XX

Валерий Камаев
«Я так больше не могу! — сказала себе Вика, — Я потеряла счёт времени и не знаю, сколько здесь нахожусь».
Когда небо, дотоле голубое, почти мгновенно затянули грозные, свинцово-серые тучи, Вика подумала про себя:
«Это всё же случилось!»
Подумала равнодушно и как-то потерянно, ничего для себя не желая, кроме покоя. Вику абсолютно не пугало то, что она может погибнуть. В её душе было темно, как в громадном пустом колодце.
Когда где-то внизу сошла первая лавина, Вику передёрнуло. Она сразу представила себе, как огромная масса снега со страшным гулом и свистом несётся по горному склону вниз, сминая и разрушая всё на своём пути.
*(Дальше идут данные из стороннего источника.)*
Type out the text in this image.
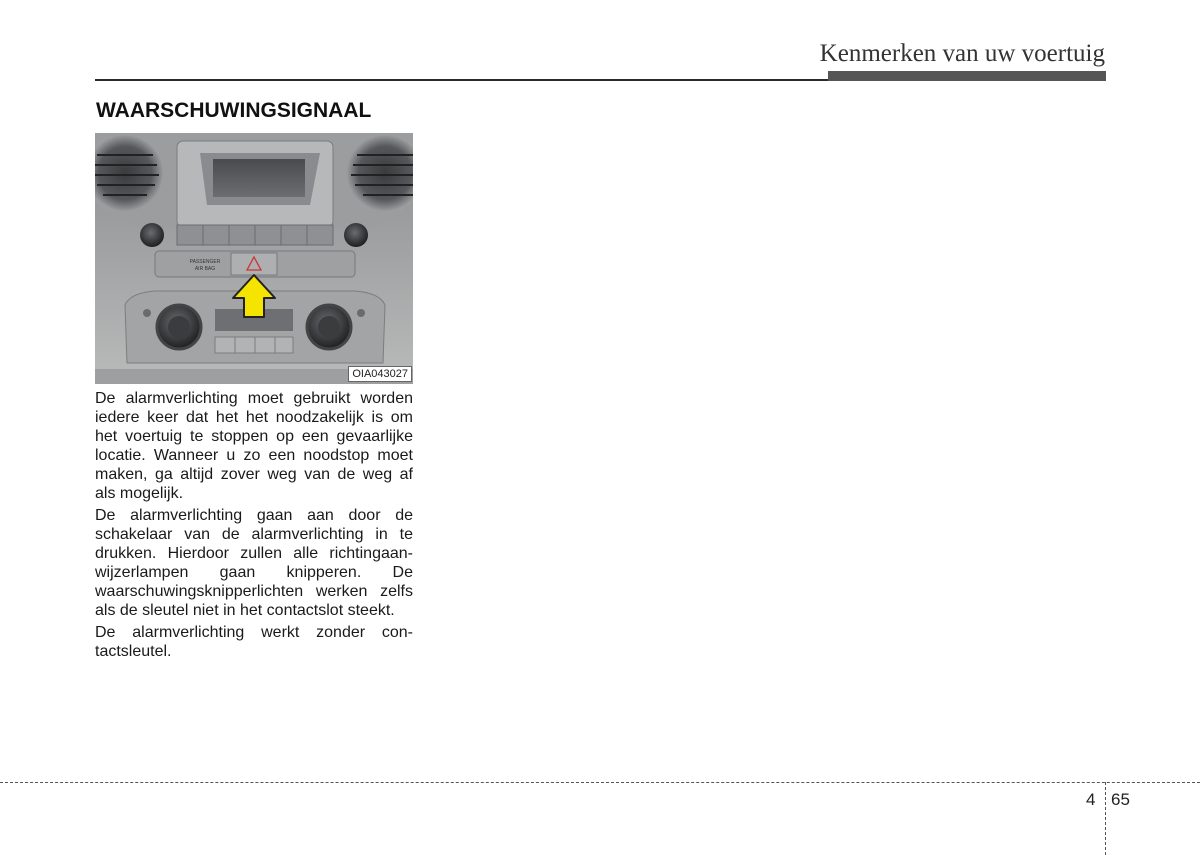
Kenmerken van uw voertuig
WAARSCHUWINGSIGNAAL
PASSENGER
AIR BAG
OIA043027

De alarmverlichting moet gebruikt worden iedere keer dat het het noodzakelijk is om het voertuig te stoppen op een gevaarlijke locatie. Wanneer u zo een noodstop moet maken, ga altijd zover weg van de weg af als mogelijk.

De alarmverlichting gaan aan door de schakelaar van de alarmverlichting in te drukken. Hierdoor zullen alle richtingaanwijzerlampen gaan knipperen. De waarschuwingsknipperlichten werken zelfs als de sleutel niet in het contactslot steekt.

De alarmverlichting werkt zonder contactsleutel.

4 65
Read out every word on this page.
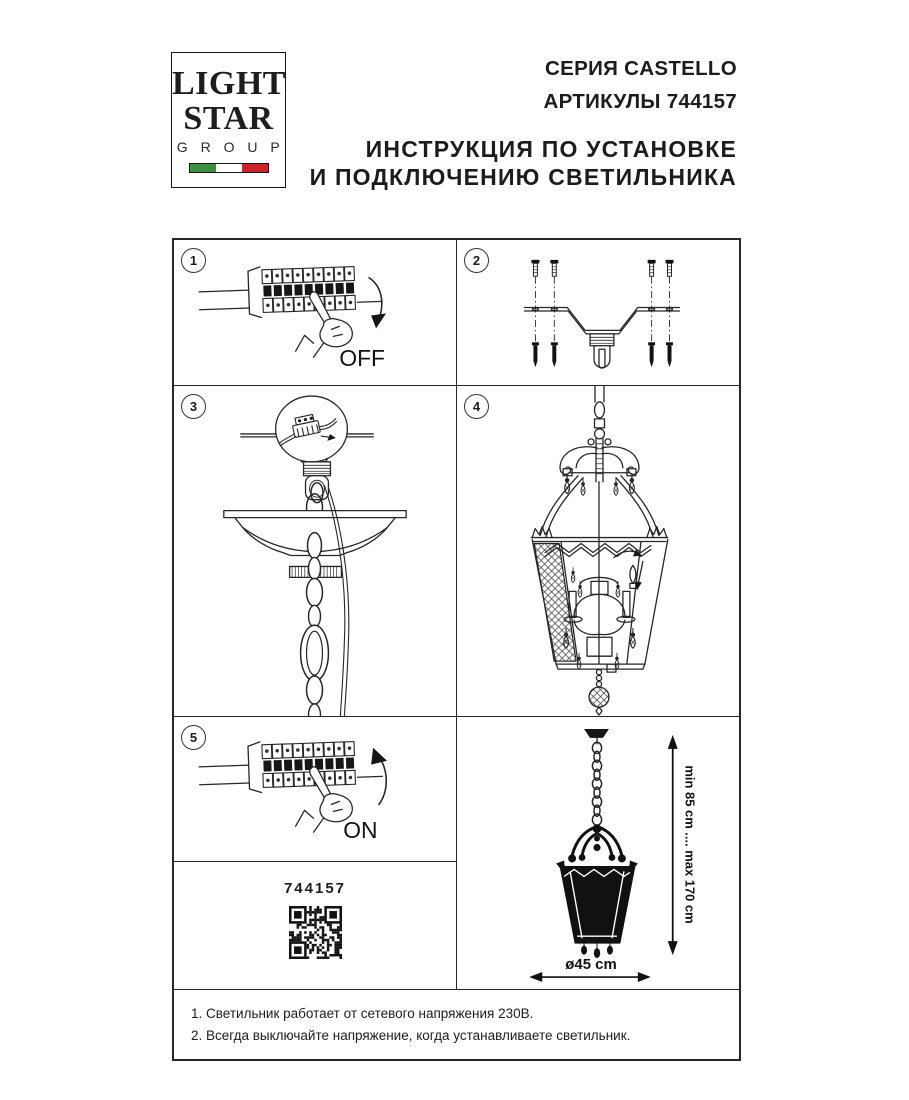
LIGHT
STAR
G R O U P
СЕРИЯ CASTELLO
АРТИКУЛЫ 744157
ИНСТРУКЦИЯ ПО УСТАНОВКЕ
И ПОДКЛЮЧЕНИЮ СВЕТИЛЬНИКА
1
OFF
2
3	4
5
ON
744157	min 85 cm .... max 170 cm
ø45 cm
1. Светильник работает от сетевого напряжения 230В.
2. Всегда выключайте напряжение, когда устанавливаете светильник.
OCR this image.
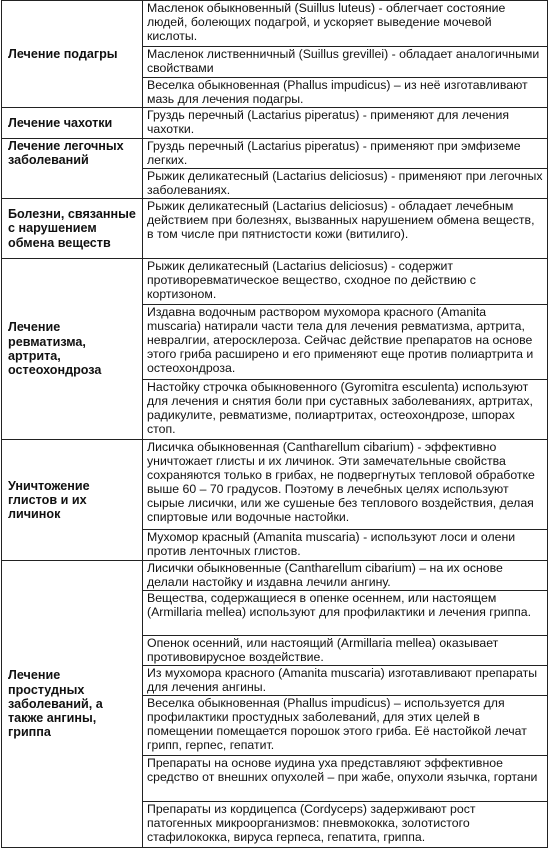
Лечение подагры	Масленок обыкновенный (Suillus luteus) - облегчает состояние людей, болеющих подагрой, и ускоряет выведение мочевой кислоты.
	Масленок лиственничный (Suillus grevillei) - обладает аналогичными свойствами
	Веселка обыкновенная (Phallus impudicus) – из неё изготавливают мазь для лечения подагры.
Лечение чахотки	Груздь перечный (Lactarius piperatus) - применяют для лечения чахотки.
Лечение легочных заболеваний	Груздь перечный (Lactarius piperatus) - применяют при эмфиземе легких.
	Рыжик деликатесный (Lactarius deliciosus) - применяют при легочных заболеваниях.
Болезни, связанные с нарушением обмена веществ	Рыжик деликатесный (Lactarius deliciosus) - обладает лечебным действием при болезнях, вызванных нарушением обмена веществ, в том числе при пятнистости кожи (витилиго).
Лечение ревматизма, артрита, остеохондроза	Рыжик деликатесный (Lactarius deliciosus) - содержит противоревматическое вещество, сходное по действию с кортизоном.
	Издавна водочным раствором мухомора красного (Amanita muscaria) натирали части тела для лечения ревматизма, артрита, невралгии, атеросклероза. Сейчас действие препаратов на основе этого гриба расширено и его применяют еще против полиартрита и остеохондроза.
	Настойку строчка обыкновенного (Gyromitra esculenta) используют для лечения и снятия боли при суставных заболеваниях, артритах, радикулите, ревматизме, полиартритах, остеохондрозе, шпорах стоп.
Уничтожение глистов и их личинок	Лисичка обыкновенная (Cantharellum cibarium) - эффективно уничтожает глисты и их личинок. Эти замечательные свойства сохраняются только в грибах, не подвергнутых тепловой обработке выше 60 – 70 градусов. Поэтому в лечебных целях используют сырые лисички, или же сушеные без теплового воздействия, делая спиртовые или водочные настойки.
	Мухомор красный (Amanita muscaria) - используют лоси и олени против ленточных глистов.
Лечение простудных заболеваний, а также ангины, гриппа	Лисички обыкновенные (Cantharellum cibarium) – на их основе делали настойку и издавна лечили ангину.
	Вещества, содержащиеся в опенке осеннем, или настоящем (Armillaria mellea) используют для профилактики и лечения гриппа.
	Опенок осенний, или настоящий (Armillaria mellea) оказывает противовирусное воздействие.
	Из мухомора красного (Amanita muscaria) изготавливают препараты для лечения ангины.
	Веселка обыкновенная (Phallus impudicus) – используется для профилактики простудных заболеваний, для этих целей в помещении помещается порошок этого гриба. Её настойкой лечат грипп, герпес, гепатит.
	Препараты на основе иудина уха представляют эффективное средство от внешних опухолей – при жабе, опухоли язычка, гортани
	Препараты из кордицепса (Cordyceps) задерживают рост патогенных микроорганизмов: пневмококка, золотистого стафилококка, вируса герпеса, гепатита, гриппа.
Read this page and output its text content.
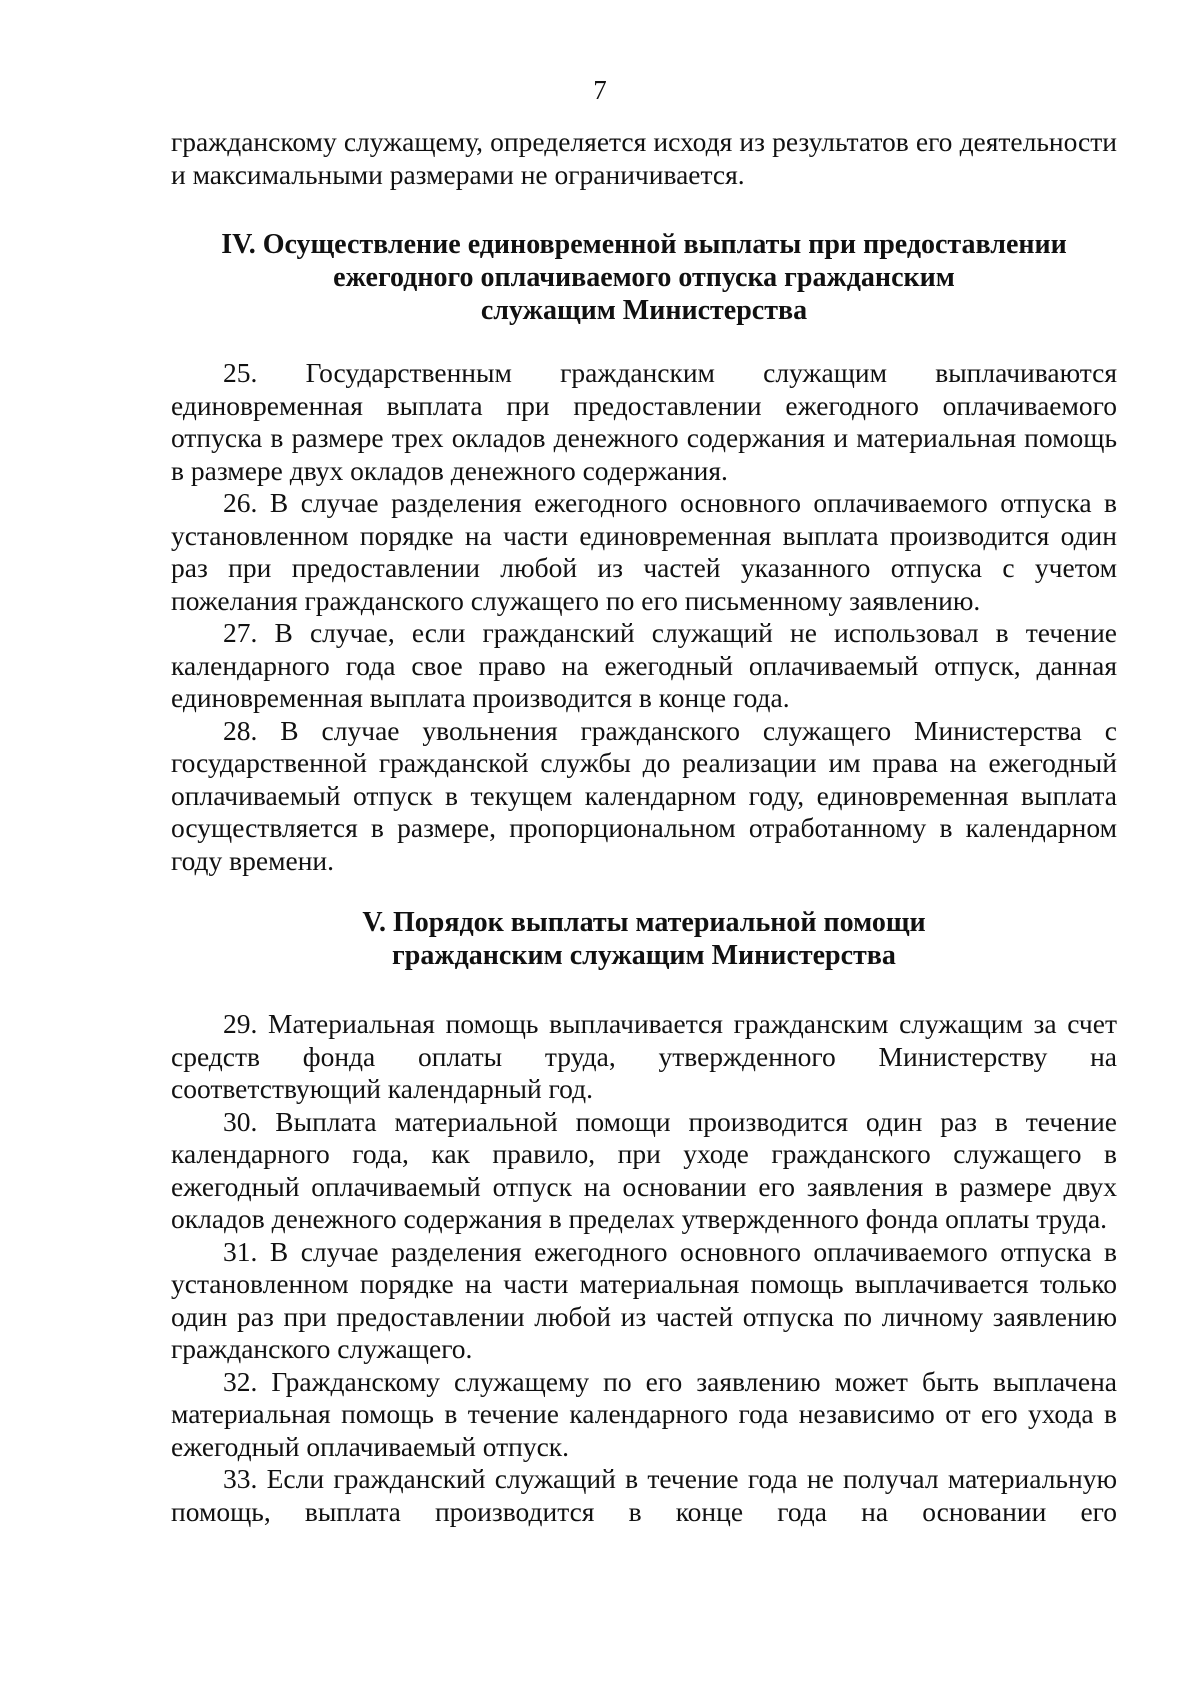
7

гражданскому служащему, определяется исходя из результатов его деятельности и максимальными размерами не ограничивается.

IV. Осуществление единовременной выплаты при предоставлении
ежегодного оплачиваемого отпуска гражданским
служащим Министерства

25. Государственным гражданским служащим выплачиваются единовременная выплата при предоставлении ежегодного оплачиваемого отпуска в размере трех окладов денежного содержания и материальная помощь в размере двух окладов денежного содержания.

26. В случае разделения ежегодного основного оплачиваемого отпуска в установленном порядке на части единовременная выплата производится один раз при предоставлении любой из частей указанного отпуска с учетом пожелания гражданского служащего по его письменному заявлению.

27. В случае, если гражданский служащий не использовал в течение календарного года свое право на ежегодный оплачиваемый отпуск, данная единовременная выплата производится в конце года.

28. В случае увольнения гражданского служащего Министерства с государственной гражданской службы до реализации им права на ежегодный оплачиваемый отпуск в текущем календарном году, единовременная выплата осуществляется в размере, пропорциональном отработанному в календарном году времени.

V. Порядок выплаты материальной помощи
гражданским служащим Министерства

29. Материальная помощь выплачивается гражданским служащим за счет средств фонда оплаты труда, утвержденного Министерству на соответствующий календарный год.

30. Выплата материальной помощи производится один раз в течение календарного года, как правило, при уходе гражданского служащего в ежегодный оплачиваемый отпуск на основании его заявления в размере двух окладов денежного содержания в пределах утвержденного фонда оплаты труда.

31. В случае разделения ежегодного основного оплачиваемого отпуска в установленном порядке на части материальная помощь выплачивается только один раз при предоставлении любой из частей отпуска по личному заявлению гражданского служащего.

32. Гражданскому служащему по его заявлению может быть выплачена материальная помощь в течение календарного года независимо от его ухода в ежегодный оплачиваемый отпуск.

33. Если гражданский служащий в течение года не получал материальную помощь, выплата производится в конце года на основании его
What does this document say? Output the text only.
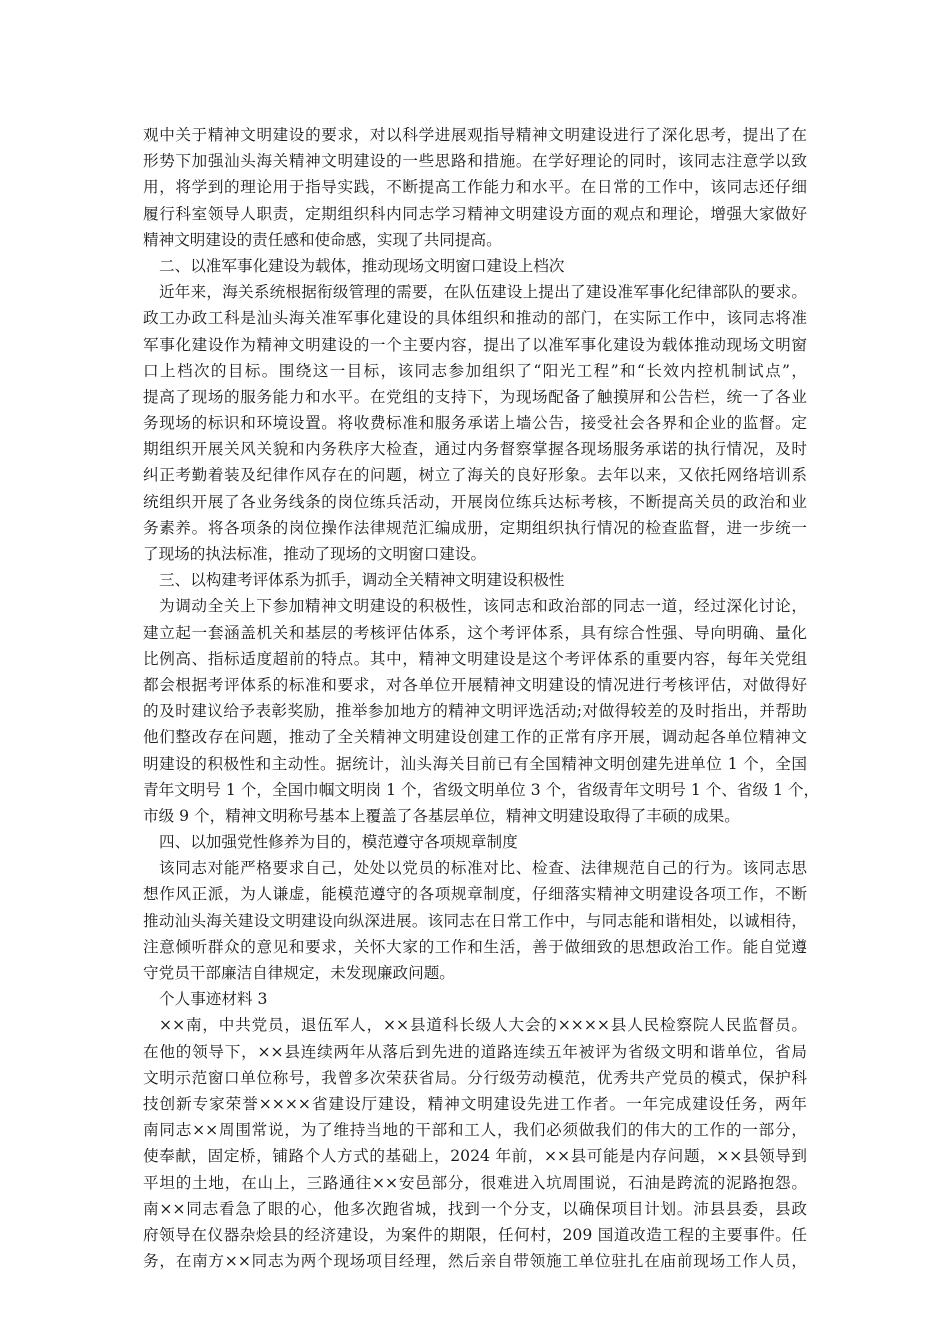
观中关于精神文明建设的要求，对以科学进展观指导精神文明建设进行了深化思考，提出了在
形势下加强汕头海关精神文明建设的一些思路和措施。在学好理论的同时，该同志注意学以致
用，将学到的理论用于指导实践，不断提高工作能力和水平。在日常的工作中，该同志还仔细
履行科室领导人职责，定期组织科内同志学习精神文明建设方面的观点和理论，增强大家做好
精神文明建设的责任感和使命感，实现了共同提高。
二、以准军事化建设为载体，推动现场文明窗口建设上档次
近年来，海关系统根据衔级管理的需要，在队伍建设上提出了建设准军事化纪律部队的要求。
政工办政工科是汕头海关准军事化建设的具体组织和推动的部门，在实际工作中，该同志将准
军事化建设作为精神文明建设的一个主要内容，提出了以准军事化建设为载体推动现场文明窗
口上档次的目标。围绕这一目标，该同志参加组织了“阳光工程”和“长效内控机制试点”，
提高了现场的服务能力和水平。在党组的支持下，为现场配备了触摸屏和公告栏，统一了各业
务现场的标识和环境设置。将收费标准和服务承诺上墙公告，接受社会各界和企业的监督。定
期组织开展关风关貌和内务秩序大检查，通过内务督察掌握各现场服务承诺的执行情况，及时
纠正考勤着装及纪律作风存在的问题，树立了海关的良好形象。去年以来，又依托网络培训系
统组织开展了各业务线条的岗位练兵活动，开展岗位练兵达标考核，不断提高关员的政治和业
务素养。将各项条的岗位操作法律规范汇编成册，定期组织执行情况的检查监督，进一步统一
了现场的执法标准，推动了现场的文明窗口建设。
三、以构建考评体系为抓手，调动全关精神文明建设积极性
为调动全关上下参加精神文明建设的积极性，该同志和政治部的同志一道，经过深化讨论，
建立起一套涵盖机关和基层的考核评估体系，这个考评体系，具有综合性强、导向明确、量化
比例高、指标适度超前的特点。其中，精神文明建设是这个考评体系的重要内容，每年关党组
都会根据考评体系的标准和要求，对各单位开展精神文明建设的情况进行考核评估，对做得好
的及时建议给予表彰奖励，推举参加地方的精神文明评选活动;对做得较差的及时指出，并帮助
他们整改存在问题，推动了全关精神文明建设创建工作的正常有序开展，调动起各单位精神文
明建设的积极性和主动性。据统计，汕头海关目前已有全国精神文明创建先进单位 1 个，全国
青年文明号 1 个，全国巾帼文明岗 1 个，省级文明单位 3 个，省级青年文明号 1 个、省级 1 个，
市级 9 个，精神文明称号基本上覆盖了各基层单位，精神文明建设取得了丰硕的成果。
四、以加强党性修养为目的，模范遵守各项规章制度
该同志对能严格要求自己，处处以党员的标准对比、检查、法律规范自己的行为。该同志思
想作风正派，为人谦虚，能模范遵守的各项规章制度，仔细落实精神文明建设各项工作，不断
推动汕头海关建设文明建设向纵深进展。该同志在日常工作中，与同志能和谐相处，以诚相待，
注意倾听群众的意见和要求，关怀大家的工作和生活，善于做细致的思想政治工作。能自觉遵
守党员干部廉洁自律规定，未发现廉政问题。
个人事迹材料 3
××南，中共党员，退伍军人，××县道科长级人大会的××××县人民检察院人民监督员。
在他的领导下，××县连续两年从落后到先进的道路连续五年被评为省级文明和谐单位，省局
文明示范窗口单位称号，我曾多次荣获省局。分行级劳动模范，优秀共产党员的模式，保护科
技创新专家荣誉××××省建设厅建设，精神文明建设先进工作者。一年完成建设任务，两年
南同志××周围常说，为了维持当地的干部和工人，我们必须做我们的伟大的工作的一部分，
使奉献，固定桥，铺路个人方式的基础上，2024 年前，××县可能是内存问题，××县领导到
平坦的土地，在山上，三路通往××安邑部分，很难进入坑周围说，石油是跨流的泥路抱怨。
南××同志看急了眼的心，他多次跑省城，找到一个分支，以确保项目计划。沛县县委，县政
府领导在仪器杂烩县的经济建设，为案件的期限，任何村，209 国道改造工程的主要事件。任
务，在南方××同志为两个现场项目经理，然后亲自带领施工单位驻扎在庙前现场工作人员，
Когда всё стихло, Вика почему-то подумала о Курте Майере, о том, как он сразу заторопился, почувствовав неладное, подобрал лыжи и рюкзаки, взвалил всё это на плечи и сразу же исчез в густой снежной пелене, хотя ещё минуту назад стоял рядом. Исчез, растворился в плотном снежном киселе — таким  густым стал снежный вал. Параллельно со снегом в дело вступил злой, шипящий что-то на своём языке, ветер. Последнее, что помнила Вика, это то, что она успела разровнять вокруг себя снег в ровную укатанную площадку, войти в её центр и сесть на корточки, как учил её когда-то Курт на одном из первых свиданий.
Как только это было сделано, её сознание мгновенно отключилось. Вика видела множество снов: кому-то отдавала свой последний кусок хлеба, и незнакомый человек утолял звериный голод, а в его бессмысленном взгляде проступало то, что делало человека человеком: он улыбался и протягивал Вике руку в ответ. Вика пожимала её и отправлялась дальше по широкой ровной дороге, вымощенной белым кирпичом, в свой следующий сон. Там Вика тоже кого-то спасала: вытаскивала из воды или огня, и снова погружалась в следующий сон, опять кому-то оказывая помощь.
Но никогда Вика не видела Альфы. Ей так не хватало её внимательных глаз, в которых отражалась вся полнота чувства любви собаки к человеку.
Она проснулась внезапно из-за грома и странного гула, который нельзя было долго переносить. От него сразу делалось темно в глазах, и голова начинала разрываться от дикой, почти нестерпимой боли, как будто кто-то бил по ней тяжким молотом.
«Где я?» — спросила она сама себя и ужаснулась — ей никто не ответил.
Гром стих, гул и вибрирования внизу также прекратились. Сошла вторая лавина. Очнувшаяся Вика определила это по тому, как исчез крошечный просвет, а точнее маленькая щель, через которую можно было видеть туманные очертания горных вершин.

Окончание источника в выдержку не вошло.